A toenail with a fungal infection may become:

  • Thickened
  • Brittle
  • Fragile
  • Cracked
  • Discolored
  • Distorted
  • Foul smelling
  • Separated from the nail bed

In some cases, the skin around the toenail may become painful and swollen. If left untreated, the infected toenail may make it make it difficult to wear shoes or walk.

Getting or Preventing a Fungal Toenail Infection

Damp, warm environments such as locker rooms, public showers, and shoes, and surfaces like nail clippers and towels provide a hospitable habitat for a variety of fungi. These fungal organisms can gain access to a toenail through tiny cracks.
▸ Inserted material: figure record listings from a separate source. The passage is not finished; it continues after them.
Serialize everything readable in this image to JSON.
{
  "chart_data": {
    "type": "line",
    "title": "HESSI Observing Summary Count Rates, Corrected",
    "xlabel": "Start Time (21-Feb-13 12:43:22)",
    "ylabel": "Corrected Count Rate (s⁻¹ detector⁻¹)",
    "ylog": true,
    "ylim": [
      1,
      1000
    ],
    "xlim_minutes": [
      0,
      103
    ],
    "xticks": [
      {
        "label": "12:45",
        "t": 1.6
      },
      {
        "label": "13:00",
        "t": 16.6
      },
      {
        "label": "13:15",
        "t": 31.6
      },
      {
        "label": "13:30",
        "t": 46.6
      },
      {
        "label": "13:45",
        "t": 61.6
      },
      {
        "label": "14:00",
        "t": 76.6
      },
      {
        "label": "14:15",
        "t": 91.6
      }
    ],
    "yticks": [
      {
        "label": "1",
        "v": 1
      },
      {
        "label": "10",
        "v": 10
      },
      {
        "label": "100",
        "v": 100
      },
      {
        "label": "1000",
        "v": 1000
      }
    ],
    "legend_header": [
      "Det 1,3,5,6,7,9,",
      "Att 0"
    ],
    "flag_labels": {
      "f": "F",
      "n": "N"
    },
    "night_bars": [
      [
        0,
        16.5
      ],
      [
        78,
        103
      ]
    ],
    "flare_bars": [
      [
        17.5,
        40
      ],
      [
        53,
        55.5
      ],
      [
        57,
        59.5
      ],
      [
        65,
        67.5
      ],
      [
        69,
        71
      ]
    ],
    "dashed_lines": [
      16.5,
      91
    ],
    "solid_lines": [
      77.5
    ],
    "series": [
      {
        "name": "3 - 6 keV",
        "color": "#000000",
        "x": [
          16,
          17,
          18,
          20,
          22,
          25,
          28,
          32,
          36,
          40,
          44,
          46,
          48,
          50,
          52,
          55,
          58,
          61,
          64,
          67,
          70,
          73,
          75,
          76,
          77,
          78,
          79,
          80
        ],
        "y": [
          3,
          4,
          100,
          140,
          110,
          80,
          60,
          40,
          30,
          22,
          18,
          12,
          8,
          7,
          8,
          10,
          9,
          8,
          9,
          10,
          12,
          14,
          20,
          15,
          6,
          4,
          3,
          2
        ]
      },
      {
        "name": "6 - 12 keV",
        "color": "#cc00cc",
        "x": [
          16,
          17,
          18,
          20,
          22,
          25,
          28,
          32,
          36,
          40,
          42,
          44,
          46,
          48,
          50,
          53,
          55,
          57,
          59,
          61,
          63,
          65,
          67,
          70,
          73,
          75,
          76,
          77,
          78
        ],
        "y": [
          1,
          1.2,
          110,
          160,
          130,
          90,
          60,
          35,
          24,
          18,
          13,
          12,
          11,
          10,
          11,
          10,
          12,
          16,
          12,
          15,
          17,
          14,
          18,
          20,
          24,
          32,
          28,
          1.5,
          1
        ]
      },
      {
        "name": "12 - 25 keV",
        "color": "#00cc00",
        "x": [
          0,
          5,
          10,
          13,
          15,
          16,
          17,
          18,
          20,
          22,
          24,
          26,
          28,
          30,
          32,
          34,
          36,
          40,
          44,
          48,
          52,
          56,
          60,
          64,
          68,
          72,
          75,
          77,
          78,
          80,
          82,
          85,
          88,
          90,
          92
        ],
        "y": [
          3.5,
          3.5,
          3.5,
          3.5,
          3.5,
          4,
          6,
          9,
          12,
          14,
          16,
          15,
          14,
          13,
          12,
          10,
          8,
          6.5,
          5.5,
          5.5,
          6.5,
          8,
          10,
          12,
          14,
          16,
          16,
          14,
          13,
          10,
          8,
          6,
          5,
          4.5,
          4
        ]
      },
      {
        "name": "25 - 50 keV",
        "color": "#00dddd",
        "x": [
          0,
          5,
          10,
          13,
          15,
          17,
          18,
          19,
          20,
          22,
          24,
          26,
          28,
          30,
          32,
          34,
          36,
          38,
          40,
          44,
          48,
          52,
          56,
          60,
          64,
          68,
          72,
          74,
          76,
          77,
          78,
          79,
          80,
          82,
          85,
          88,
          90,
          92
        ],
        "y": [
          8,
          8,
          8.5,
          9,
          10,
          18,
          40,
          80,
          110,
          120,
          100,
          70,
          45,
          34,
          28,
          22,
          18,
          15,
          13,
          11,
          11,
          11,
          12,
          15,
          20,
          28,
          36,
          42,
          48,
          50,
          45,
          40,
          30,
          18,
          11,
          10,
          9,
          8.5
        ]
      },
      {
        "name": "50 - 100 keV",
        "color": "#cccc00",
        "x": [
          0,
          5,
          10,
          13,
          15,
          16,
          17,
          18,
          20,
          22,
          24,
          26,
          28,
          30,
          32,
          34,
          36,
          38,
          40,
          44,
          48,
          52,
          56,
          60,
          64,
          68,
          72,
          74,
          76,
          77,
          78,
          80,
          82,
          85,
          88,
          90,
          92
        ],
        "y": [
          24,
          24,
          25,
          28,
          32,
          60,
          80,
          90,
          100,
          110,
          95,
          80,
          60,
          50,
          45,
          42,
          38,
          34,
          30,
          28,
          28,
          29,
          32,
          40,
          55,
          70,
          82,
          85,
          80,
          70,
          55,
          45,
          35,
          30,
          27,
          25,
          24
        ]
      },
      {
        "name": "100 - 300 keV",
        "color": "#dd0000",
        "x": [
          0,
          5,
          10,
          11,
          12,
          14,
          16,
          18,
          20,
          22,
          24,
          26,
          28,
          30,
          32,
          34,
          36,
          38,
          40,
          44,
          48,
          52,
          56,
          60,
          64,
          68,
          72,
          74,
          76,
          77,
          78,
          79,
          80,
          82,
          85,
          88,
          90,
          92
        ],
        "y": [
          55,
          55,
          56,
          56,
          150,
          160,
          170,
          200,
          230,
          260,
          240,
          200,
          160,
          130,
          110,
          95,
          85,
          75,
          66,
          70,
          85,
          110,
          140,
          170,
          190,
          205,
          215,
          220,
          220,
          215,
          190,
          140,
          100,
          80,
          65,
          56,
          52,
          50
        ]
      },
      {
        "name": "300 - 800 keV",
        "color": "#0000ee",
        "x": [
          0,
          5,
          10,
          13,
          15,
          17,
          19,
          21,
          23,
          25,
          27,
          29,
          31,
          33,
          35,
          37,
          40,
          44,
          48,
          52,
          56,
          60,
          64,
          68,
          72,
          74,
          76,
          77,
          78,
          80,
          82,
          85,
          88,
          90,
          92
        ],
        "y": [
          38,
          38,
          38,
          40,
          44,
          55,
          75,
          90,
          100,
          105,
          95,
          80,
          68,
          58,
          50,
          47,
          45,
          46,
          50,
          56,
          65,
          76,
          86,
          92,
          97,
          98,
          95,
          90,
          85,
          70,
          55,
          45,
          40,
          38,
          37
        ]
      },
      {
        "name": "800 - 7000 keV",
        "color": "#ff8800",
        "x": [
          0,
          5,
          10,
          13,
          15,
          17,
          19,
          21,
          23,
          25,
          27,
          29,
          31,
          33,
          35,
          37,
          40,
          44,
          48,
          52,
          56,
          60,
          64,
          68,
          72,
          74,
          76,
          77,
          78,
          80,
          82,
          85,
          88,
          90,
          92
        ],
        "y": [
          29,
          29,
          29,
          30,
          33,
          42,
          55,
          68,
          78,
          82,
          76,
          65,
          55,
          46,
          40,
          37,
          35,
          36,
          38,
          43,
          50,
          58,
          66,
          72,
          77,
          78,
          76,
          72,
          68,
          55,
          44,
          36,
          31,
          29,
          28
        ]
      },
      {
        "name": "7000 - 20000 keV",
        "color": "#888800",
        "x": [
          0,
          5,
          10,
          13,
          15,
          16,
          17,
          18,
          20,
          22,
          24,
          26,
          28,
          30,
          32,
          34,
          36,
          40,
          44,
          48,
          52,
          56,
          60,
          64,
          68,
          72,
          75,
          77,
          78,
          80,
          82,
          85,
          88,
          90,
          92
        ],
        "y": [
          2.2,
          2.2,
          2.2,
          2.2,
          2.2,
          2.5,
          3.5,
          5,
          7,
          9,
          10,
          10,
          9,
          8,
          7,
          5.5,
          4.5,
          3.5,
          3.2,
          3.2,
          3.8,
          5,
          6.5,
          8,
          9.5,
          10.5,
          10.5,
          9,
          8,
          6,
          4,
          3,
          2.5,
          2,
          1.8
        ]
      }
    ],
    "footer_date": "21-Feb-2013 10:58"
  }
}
Getting a Fungal Toenail Infection: A person is more susceptible to contracting a fungal toenail infection if they have:

  • A nail injury
  • Diabetes
  • A weakened immune system
  • Poor circulation
  • Other fungal infections

Preventing a Fungal Toenail Infection: Fungal toenail infections can often be prevented by:

  • Keeping toenails and fingernails trimmed and clean
  • Never walking barefoot in locker rooms, public showers, or pool areas
  • Never sharing shoes or socks with someone
  • Never sharing nail clippers or other pedicure tools
  • Ensuring that nail salons sanitize tools and foot baths properly

Diagnosing and Treating Fungal Toenails

A podiatrist can diagnose a fungal toenail by assessing symptoms as well as sampling and testing nail clippings to confirm the type of fungus causing the infection.

Fungal toenail infections rarely go away on their own and can be very difficult to treat at home. The fungi can burrow themselves between the many layers that make up a toenail, as well as underneath the nail. They are often resistant to over-the-counter topical creams as well.

A podiatrist can treat the infection effectively and thoroughly with prescription anti-fungal medications and creams. They may alternatively use a special laser that passes light energy through the nail and under the nail bed to target and eradicate the fungi. In certain cases, the nail may need to be surgically removed.

It is important to have a fungal nail infection diagnosed and treated by a podiatrist as early as possible, when it is easier to treat, and before it has the potential to spread to other parts of the body.